There are no polls tracking fan reaction, but it’s clear Michigan fans don’t feel the same way they did six years ago, when Harbaugh surprised the sporting world by returning to coach his alma mater.

Back then, fans regarded Harbaugh as the savior who would return the Wolverines to the promised land, and he started delivering immediately. His first Michigan team won ten games, twice as many as the year before, portending great things to come.

Off the field, Harbaugh’s players were even better. They consistently finished in the top five academically, stayed out of trouble, and did it all without a hint of scandal. But the media doesn’t care about those things. 

Harbaugh’s second team was one play away from beating Ohio State, winning its division, and going to the Big Ten Title Game, but lost in double overtime. That has been the high point so far.  

It’s hard to know how much weight to give the COVID-shortened 2020 season, but it’s impossible to spin Michigan’s 2-and-4 record, including Michigan’s first loss to Indiana in 33 years. If fans were allowed to attend, you would have heard lots of booing.

Then the waiting began. Would Harbaugh jump to the NFL, or stay at Michigan? Would Michigan want him, or prefer shopping for the Next Thing?

Near as we can tell, Harbaugh never received an NFL offer. Michigan, however, could have hired a number of serious candidates who privately expressed interest. It might have been easier for Harbaugh to turn around Brady Hoke’s underachieving program than it will be for Harbaugh to turn his own program around.

Also, Michigan’s margin of error has shrunk. Thanks to COVID, the athletic department will lose a staggering $100 million dollars this fiscal year. Michigan’s season ticket holders don’t have the patience they had six years ago, either, and aren’t likely to buy up all the stadium’s luxury suites, club seating, and standard season tickets. It’s a bad time to be in a slump.

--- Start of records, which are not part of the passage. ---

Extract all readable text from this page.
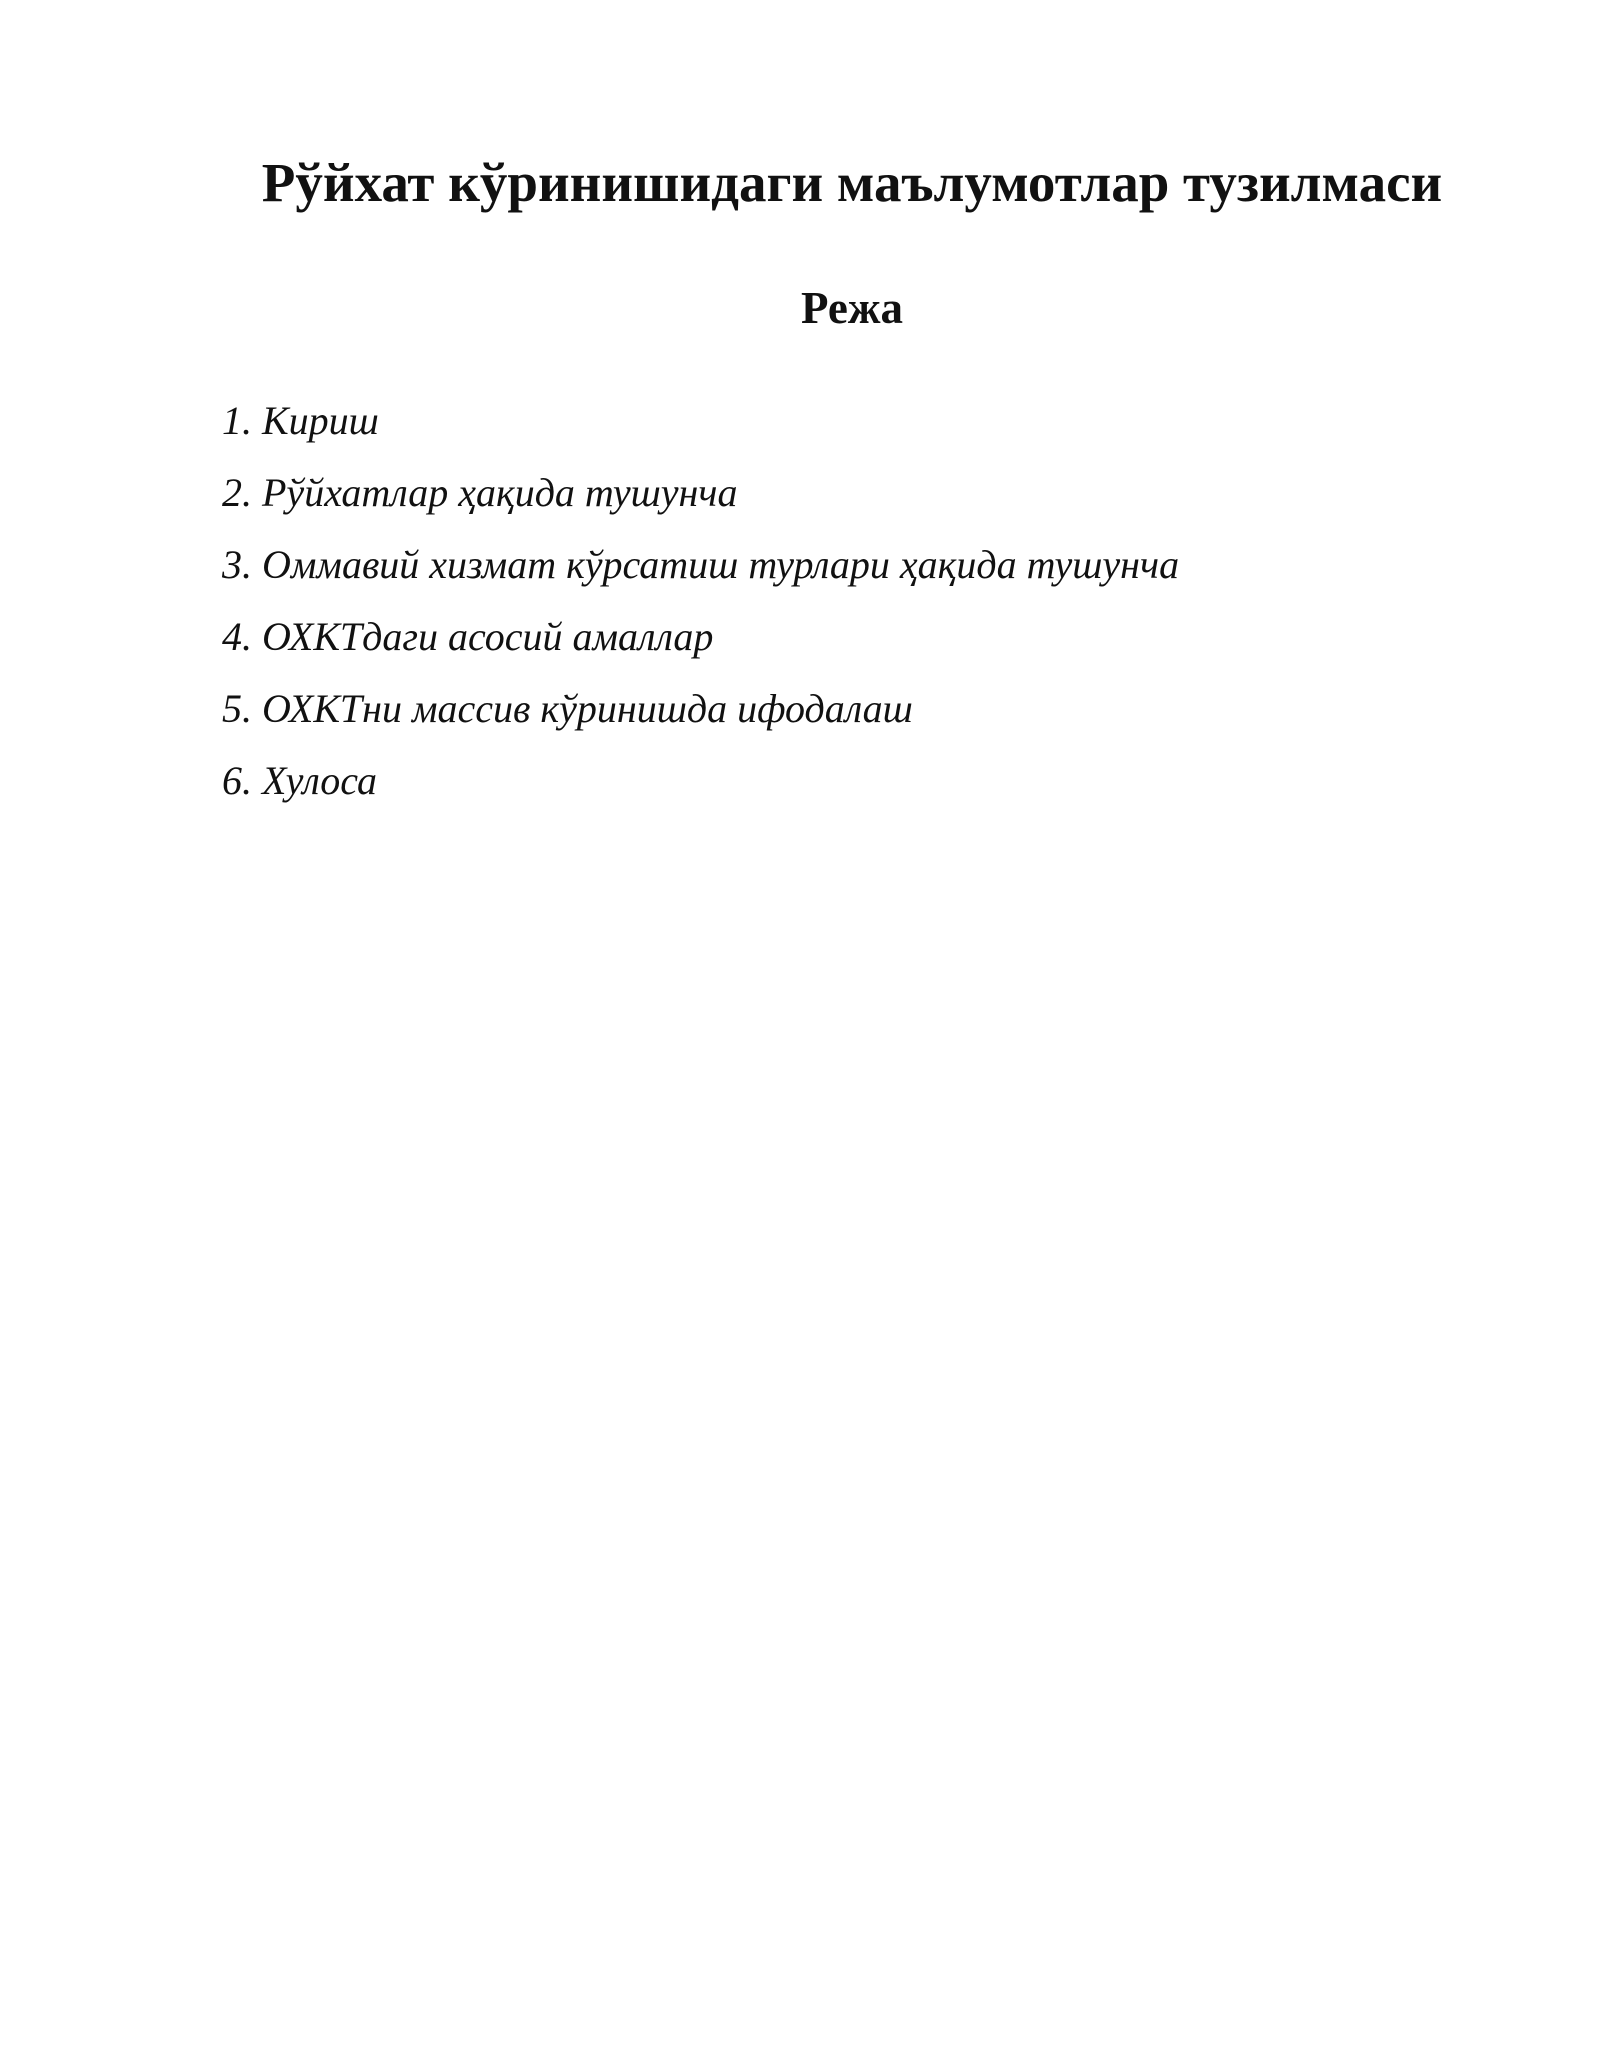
Рўйхат кўринишидаги маълумотлар тузилмаси
Режа
1. Кириш
2. Рўйхатлар ҳақида тушунча
3. Оммавий хизмат кўрсатиш турлари ҳақида тушунча
4. ОХКТдаги асосий амаллар
5. ОХКТни массив кўринишда ифодалаш
6. Хулоса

For all these reasons, the athletic director crafted a contract that actually made sense – rare in college football. He cut Harbaugh’s salary from $8 million a year to $4 million, with incentives to make up the difference if Harbaugh beats Ohio State, wins the Big Ten, and takes the national title.

More significantly, Michigan cut way back on the buy-out – what the school would have to pay Harbaugh if it fired him. Of all the crazy aspects of big-time college sports, the buy-out boom is the craziest. Paying a coach millions of dollars to do his job is one thing, but paying him millions of dollars after he failed to do it is quite another.

A couple years ago I wrote that this insanity has got to stop, and Manuel might be the first big time athletic director to stop it.

Whether Harbaugh, who never coached longer than four years at his previous stops, can rebuild his own program remains to be seen. He is often at his best when his back is against the wall, he loves to prove his doubters wrong, and he has a long history of doing so. That might well be the case here.

But whatever happens, college football just took a small step toward sanity.